Jan 5, 2011

What's in a name? Sync vs. Sink

When Xmarks announced that they were closing shop a few months ago I decided to use a different utility to keep my Firefox browser bookmarks in sync across the multiple machines that I use. Man, am I glad that they merged with whoever it is, and decided to stay around for a while.

In the interim I was using the Firefox Sync plug-in.  It worked OK for the most part but yesterday it behaved more like Firefox SINK, if not Firefox STINK.  After spending lots of time cleaning up bookmarks on my desktop machine I instructed it to stink up sync up my bookmarks to their server. Then I went over to my laptop and deleted all bookmarks so that it did not attempt to merge the sloppy collection of bookmarks over there with the clean collection. Then I told the browser on the laptop to sync up with the server.  The intent here would have been obvious to Xmarks but what do you think SINK decided to do?  Yes, it synced the empty list of bookmarks to the server then synced the empty list on the server to my desktop!

It was then that I realized that in addition to this poor interpretation of what the user (that's me) was trying to do there was no recovery features and no support at all! It seemed that all of my bookmarks on both machines were gone.  How's that for automation?!

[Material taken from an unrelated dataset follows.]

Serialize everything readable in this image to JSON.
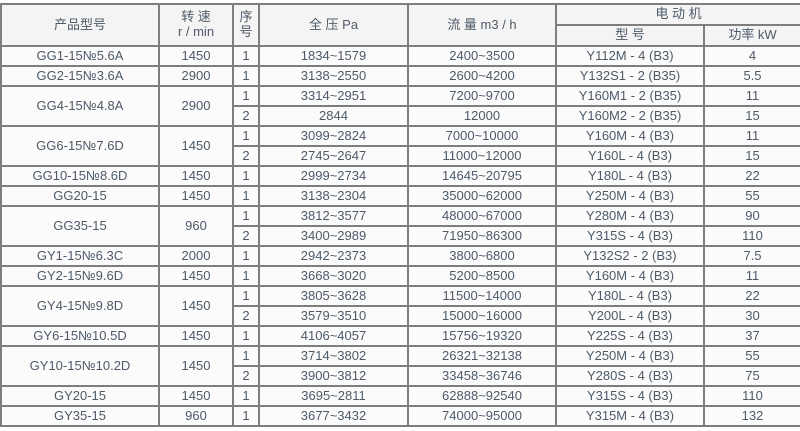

Thank goodness that my, long unused, account on Xmarks was still active.  I reinstalled the client on my browser and logged in.  They first thing Xmarks did was issue a warning that basically said: "Hey, there is a lot less data on your machine than there is on the server. Do you want to proceed or restore?"  It didn't say it in those words but when I clicked the appropriate options to restore my bookmarks it actually gave me a choice of restore points to go back to.  A few clicks more and I was restored to the state I was in when I last used Xmarks.